From May 28 Straits Times (by Joyce Teo):
“RENTS of private homes are rising so fast that some expatriates are being forced out of prime areas, sometimes into HDB flats, while others are choosing to buy instead.
Expats have been complaining about soaring rents since late last year, with some facing rises of 50 to 100 per cent or more when their leases come up for renewal.
‘I entered this (business) at the end of 1993 and I have never seen such huge rental increases,’ said leasing agent Raymond Han.
Savills Singapore’s director of corporate real estate, Mr Simon Hill, said most of his firm’s recent deals in districts 9, 10 and 11 were at significantly higher rental levels.
‘Certainly, there were no deals done at below a 50 per cent rise in rent,’ said Mr Hill.
An Australian who faced a 66 per cent rent hike for his 1,250 sq ft apartment in Newton recently moved into a HDB flat, preferring that to a condo unit in poor condition.
He now pays $1,500 for a five-room flat in Ang Mo Kio, well under the $1,800 he was paying on his old lease.
‘There is a perception that expats come here on huge salary packages,’ said the expat, who is a teacher. ‘Many are lower-rank professionals like me. So this rental issue just doesn’t come down to a need to revise salary packages.’
He said his colleagues are also reporting exorbitant rent increases.
‘But our rental assistance has increased by only $100 or $200 a month,’ he added.
Official data shows that rents of non-landed homes rose by 8.1 per cent in the first quarter this year, up from a 5.3 per cent rise in the last three months of 2006.
Overall, residential rents remain about 29 per cent below the 1996 peak. But market watchers say the data reflects the situation in the whole market, not just recent renewals or deals in coveted condos and prime areas.
Asking rents at Ardmore Park in the Orchard Road area, for instance, have shot up to between $17,000 and $18,000, from $14,000 to $15,000 a year or two ago.
But some tenants with ongoing leases at the posh estate could still be paying as little as $12,000 a month.
‘I would say the huge increases started only in January,’ said Mr Han.
He is helping an Australian banker find another home, after the expat’s landlord demanded $6,500 a month more for his four-bedroom bungalow in Bukit Timah. That would have meant a monthly rent of $18,000.
The hefty rises have also prompted some frustrated expats to buy instead of rent, said property agents.
Housewife Cara Killham and her husband, a teacher, chose to buy after rental demands for their Clementi condo became too extreme.
‘The rise in rentals got us looking for a place. That was the tipping point,’ said Ms Killham, a British citizen who came here eight years ago.
The couple recently decided on a unit of about 1,600 sq ft in Dairy Farm Estate on Dairy Farm Road.
‘Our mortgage and condo fees would still be less than the monthly rent,’ she said.
Mr Hill of Savills Singapore told The Straits Times: ‘What we are seeing is a massive resistance building against the rental increase.

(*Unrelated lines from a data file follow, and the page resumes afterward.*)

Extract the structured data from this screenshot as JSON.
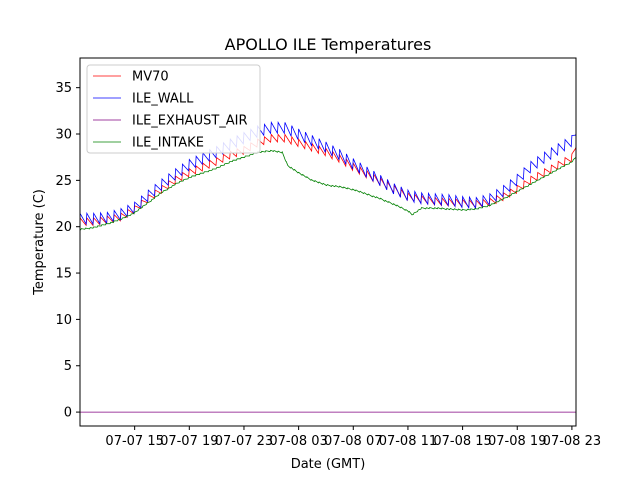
{
  "chart_data": {
    "type": "line",
    "title": "APOLLO ILE Temperatures",
    "xlabel": "Date (GMT)",
    "ylabel": "Temperature (C)",
    "x_unit": "hours since 07-07 00:00 GMT",
    "xlim": [
      11.0,
      47.3
    ],
    "ylim": [
      -1.5,
      38.2
    ],
    "yticks": [
      0,
      5,
      10,
      15,
      20,
      25,
      30,
      35
    ],
    "ytick_labels": [
      "0",
      "5",
      "10",
      "15",
      "20",
      "25",
      "30",
      "35"
    ],
    "xticks": [
      15,
      19,
      23,
      27,
      31,
      35,
      39,
      43,
      47
    ],
    "xtick_labels": [
      "07-07 15",
      "07-07 19",
      "07-07 23",
      "07-08 03",
      "07-08 07",
      "07-08 11",
      "07-08 15",
      "07-08 19",
      "07-08 23"
    ],
    "legend_position": "upper-left",
    "series": [
      {
        "name": "MV70",
        "color": "#ff0000",
        "x": [
          11.0,
          12.0,
          13.0,
          14.0,
          15.0,
          16.0,
          17.0,
          18.0,
          19.0,
          20.0,
          21.0,
          22.0,
          23.0,
          24.0,
          25.0,
          26.0,
          27.0,
          28.0,
          29.0,
          30.0,
          31.0,
          32.0,
          33.0,
          34.0,
          35.0,
          36.0,
          37.0,
          38.0,
          39.0,
          40.0,
          41.0,
          42.0,
          43.0,
          44.0,
          45.0,
          46.0,
          47.0,
          47.3
        ],
        "values": [
          20.5,
          20.5,
          20.7,
          21.0,
          21.8,
          23.0,
          24.0,
          25.0,
          25.8,
          26.4,
          27.0,
          27.7,
          28.2,
          29.0,
          29.5,
          29.5,
          29.0,
          28.5,
          28.0,
          27.3,
          26.4,
          25.6,
          24.8,
          24.0,
          23.2,
          22.9,
          22.7,
          22.6,
          22.5,
          22.4,
          22.6,
          23.2,
          24.0,
          25.0,
          25.8,
          26.6,
          27.4,
          28.6
        ]
      },
      {
        "name": "ILE_WALL",
        "color": "#0000ff",
        "x": [
          11.0,
          12.0,
          13.0,
          14.0,
          15.0,
          16.0,
          17.0,
          18.0,
          19.0,
          20.0,
          21.0,
          22.0,
          23.0,
          24.0,
          25.0,
          26.0,
          27.0,
          28.0,
          29.0,
          30.0,
          31.0,
          32.0,
          33.0,
          34.0,
          35.0,
          36.0,
          37.0,
          38.0,
          39.0,
          40.0,
          41.0,
          42.0,
          43.0,
          44.0,
          45.0,
          46.0,
          47.0,
          47.3
        ],
        "values": [
          20.8,
          20.8,
          20.9,
          21.3,
          22.0,
          23.3,
          24.5,
          25.6,
          26.6,
          27.3,
          28.0,
          28.8,
          29.5,
          30.2,
          30.6,
          30.6,
          29.9,
          29.2,
          28.5,
          27.7,
          26.7,
          25.8,
          24.9,
          24.0,
          23.3,
          23.0,
          22.9,
          22.8,
          22.6,
          22.5,
          22.9,
          23.8,
          25.0,
          26.4,
          27.4,
          28.3,
          29.2,
          30.0
        ]
      },
      {
        "name": "ILE_EXHAUST_AIR",
        "color": "#800080",
        "x": [
          11.0,
          47.3
        ],
        "values": [
          0.0,
          0.0
        ]
      },
      {
        "name": "ILE_INTAKE",
        "color": "#008000",
        "x": [
          11.0,
          12.0,
          13.0,
          14.0,
          15.0,
          16.0,
          17.0,
          18.0,
          19.0,
          20.0,
          21.0,
          22.0,
          23.0,
          24.0,
          25.0,
          25.8,
          26.2,
          27.0,
          28.0,
          29.0,
          30.0,
          31.0,
          32.0,
          33.0,
          34.0,
          35.0,
          35.3,
          36.0,
          37.0,
          38.0,
          39.0,
          40.0,
          41.0,
          42.0,
          43.0,
          44.0,
          45.0,
          46.0,
          47.0,
          47.3
        ],
        "values": [
          19.7,
          19.9,
          20.3,
          20.8,
          21.5,
          22.6,
          23.7,
          24.6,
          25.3,
          25.8,
          26.3,
          27.0,
          27.5,
          28.0,
          28.2,
          28.0,
          26.6,
          25.8,
          25.0,
          24.5,
          24.3,
          24.0,
          23.5,
          23.0,
          22.4,
          21.7,
          21.3,
          22.0,
          22.0,
          21.9,
          21.8,
          21.9,
          22.3,
          23.0,
          23.8,
          24.6,
          25.4,
          26.2,
          27.0,
          27.5
        ]
      }
    ]
  }
}
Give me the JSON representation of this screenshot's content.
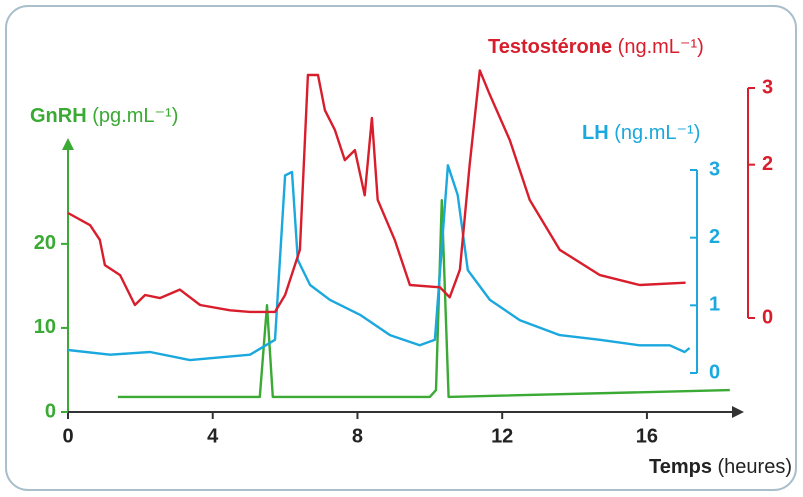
{
  "chart_data": {
    "type": "line",
    "xlabel": {
      "name": "Temps",
      "unit": "(heures)"
    },
    "xlim": [
      0,
      18.6
    ],
    "xticks": [
      0,
      4,
      8,
      12,
      16
    ],
    "ylim": [
      0,
      32
    ],
    "yticks": [
      0,
      10,
      20
    ],
    "y2lim": [
      0,
      3
    ],
    "y2ticks": [
      0,
      1,
      2,
      3
    ],
    "y3lim": [
      0,
      3
    ],
    "y3ticks": [
      0,
      2,
      3
    ],
    "series": [
      {
        "name": "GnRH",
        "unit": "(pg.mL⁻¹)",
        "color": "#3aaa35",
        "axis": "y",
        "x": [
          1.38,
          5.3,
          5.5,
          5.66,
          10.0,
          10.17,
          10.33,
          10.52,
          18.29
        ],
        "values": [
          1.8,
          1.8,
          12.7,
          1.8,
          1.8,
          2.6,
          25.2,
          1.8,
          2.6
        ]
      },
      {
        "name": "LH",
        "unit": "(ng.mL⁻¹)",
        "color": "#1ba8de",
        "axis": "y2",
        "x": [
          0,
          1.16,
          2.27,
          3.37,
          5.03,
          5.72,
          6.0,
          6.19,
          6.35,
          6.69,
          7.24,
          8.07,
          8.9,
          9.72,
          10.14,
          10.5,
          10.77,
          11.05,
          11.66,
          12.49,
          13.59,
          14.7,
          15.8,
          16.63,
          17.04,
          17.18
        ],
        "values": [
          0.34,
          0.27,
          0.31,
          0.19,
          0.27,
          0.49,
          2.92,
          2.97,
          1.67,
          1.3,
          1.08,
          0.86,
          0.56,
          0.41,
          0.49,
          3.07,
          2.63,
          1.52,
          1.08,
          0.78,
          0.56,
          0.49,
          0.41,
          0.41,
          0.31,
          0.37
        ]
      },
      {
        "name": "Testostérone",
        "unit": "(ng.mL⁻¹)",
        "color": "#d81e2c",
        "axis": "y3",
        "x": [
          0,
          0.61,
          0.88,
          1.02,
          1.44,
          1.85,
          2.13,
          2.54,
          3.09,
          3.65,
          4.48,
          5.03,
          5.72,
          6.0,
          6.41,
          6.63,
          6.91,
          7.1,
          7.38,
          7.65,
          7.93,
          8.2,
          8.4,
          8.56,
          9.03,
          9.45,
          10.28,
          10.55,
          10.83,
          11.1,
          11.38,
          11.66,
          12.21,
          12.76,
          13.59,
          14.7,
          15.8,
          17.07
        ],
        "values": [
          1.37,
          1.21,
          1.02,
          0.69,
          0.56,
          0.17,
          0.3,
          0.26,
          0.37,
          0.17,
          0.1,
          0.08,
          0.08,
          0.3,
          0.89,
          3.17,
          3.17,
          2.71,
          2.45,
          2.06,
          2.19,
          1.6,
          2.61,
          1.54,
          1.02,
          0.43,
          0.4,
          0.27,
          0.63,
          1.99,
          3.23,
          2.91,
          2.32,
          1.54,
          0.89,
          0.56,
          0.43,
          0.46
        ]
      }
    ]
  }
}
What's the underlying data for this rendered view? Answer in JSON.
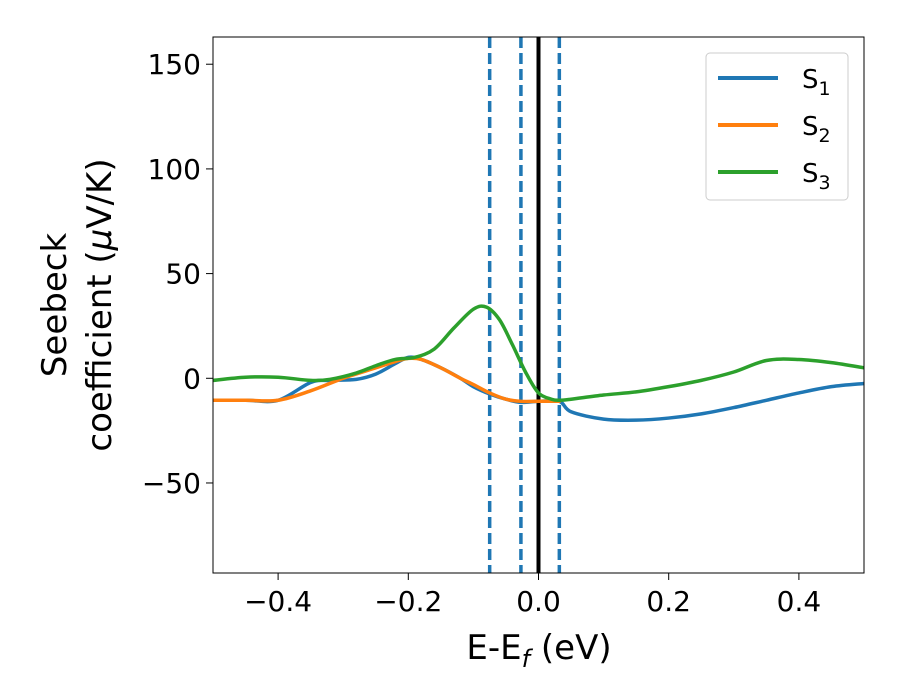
{
  "chart_data": {
    "type": "line",
    "xlabel": {
      "main": "E-E",
      "sub": "f",
      "unit": " (eV)"
    },
    "ylabel": {
      "line1": "Seebeck",
      "line2_prefix": "coefficient  (",
      "mu": "μ",
      "line2_suffix": "V/K)"
    },
    "xlim": [
      -0.5,
      0.5
    ],
    "ylim": [
      -93,
      163
    ],
    "xticks": [
      -0.4,
      -0.2,
      0.0,
      0.2,
      0.4
    ],
    "xtick_labels": [
      "−0.4",
      "−0.2",
      "0.0",
      "0.2",
      "0.4"
    ],
    "yticks": [
      150,
      100,
      50,
      0,
      -50
    ],
    "ytick_labels": [
      "150",
      "100",
      "50",
      "0",
      "−50"
    ],
    "grid": false,
    "legend_position": "top-right",
    "vlines": [
      {
        "x": -0.075,
        "style": "dashed",
        "color": "#1f77b4"
      },
      {
        "x": -0.027,
        "style": "dashed",
        "color": "#1f77b4"
      },
      {
        "x": 0.0,
        "style": "solid",
        "color": "#000000"
      },
      {
        "x": 0.032,
        "style": "dashed",
        "color": "#1f77b4"
      }
    ],
    "series": [
      {
        "name": "S",
        "sub": "1",
        "color": "#1f77b4",
        "x": [
          -0.5,
          -0.45,
          -0.4,
          -0.35,
          -0.32,
          -0.28,
          -0.25,
          -0.22,
          -0.2,
          -0.18,
          -0.15,
          -0.12,
          -0.1,
          -0.075,
          -0.05,
          -0.027,
          0.0,
          0.032,
          0.05,
          0.1,
          0.15,
          0.2,
          0.25,
          0.3,
          0.35,
          0.4,
          0.45,
          0.5
        ],
        "y": [
          -10.5,
          -10.5,
          -10.5,
          -2,
          -1,
          -0.5,
          2,
          7,
          10,
          9,
          5,
          0,
          -4,
          -7.5,
          -10,
          -11.5,
          -11,
          -11,
          -16,
          -19.5,
          -20,
          -19,
          -17,
          -14,
          -10.5,
          -7,
          -4,
          -2.5
        ]
      },
      {
        "name": "S",
        "sub": "2",
        "color": "#ff7f0e",
        "x": [
          -0.5,
          -0.45,
          -0.4,
          -0.35,
          -0.3,
          -0.25,
          -0.22,
          -0.2,
          -0.18,
          -0.15,
          -0.12,
          -0.1,
          -0.075,
          -0.05,
          -0.027,
          0.0,
          0.032
        ],
        "y": [
          -10.5,
          -10.5,
          -10.5,
          -6,
          0,
          5,
          8,
          9.5,
          9,
          5,
          0,
          -3,
          -7,
          -10,
          -11,
          -11,
          -11
        ]
      },
      {
        "name": "S",
        "sub": "3",
        "color": "#2ca02c",
        "x": [
          -0.5,
          -0.45,
          -0.4,
          -0.35,
          -0.32,
          -0.28,
          -0.25,
          -0.22,
          -0.19,
          -0.16,
          -0.13,
          -0.1,
          -0.08,
          -0.06,
          -0.04,
          -0.02,
          0.0,
          0.02,
          0.032,
          0.05,
          0.1,
          0.15,
          0.2,
          0.25,
          0.3,
          0.35,
          0.4,
          0.45,
          0.5
        ],
        "y": [
          -1,
          0.5,
          0.5,
          -1,
          -0.5,
          2.5,
          6,
          9,
          10,
          14,
          24,
          33,
          34,
          28,
          16,
          3,
          -7,
          -10,
          -10.5,
          -10,
          -8,
          -6.5,
          -4,
          -1,
          3,
          8.5,
          9,
          7.5,
          5
        ]
      }
    ]
  }
}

‘Either companies won’t bring in so many expats, or expats will move out of districts 9, 10 and 11.’
Yet, there are still expats, mostly those new to Singapore, willing to take up the new rental offers, agents said.
Apart from strong demand, rents have also risen as a result of tight supply caused by the many collective sales.
It means a double whammy for companies, as rents for quality office space have risen sharply as well.
‘Finding a new place is very difficult,’ said an expat in the technology sector. ‘We have made a number of offers and had cheques cashed, only to be told that the landlords had changed their minds.’
‘It has been very stressful, and has forced us to reconsider our future in Singapore.’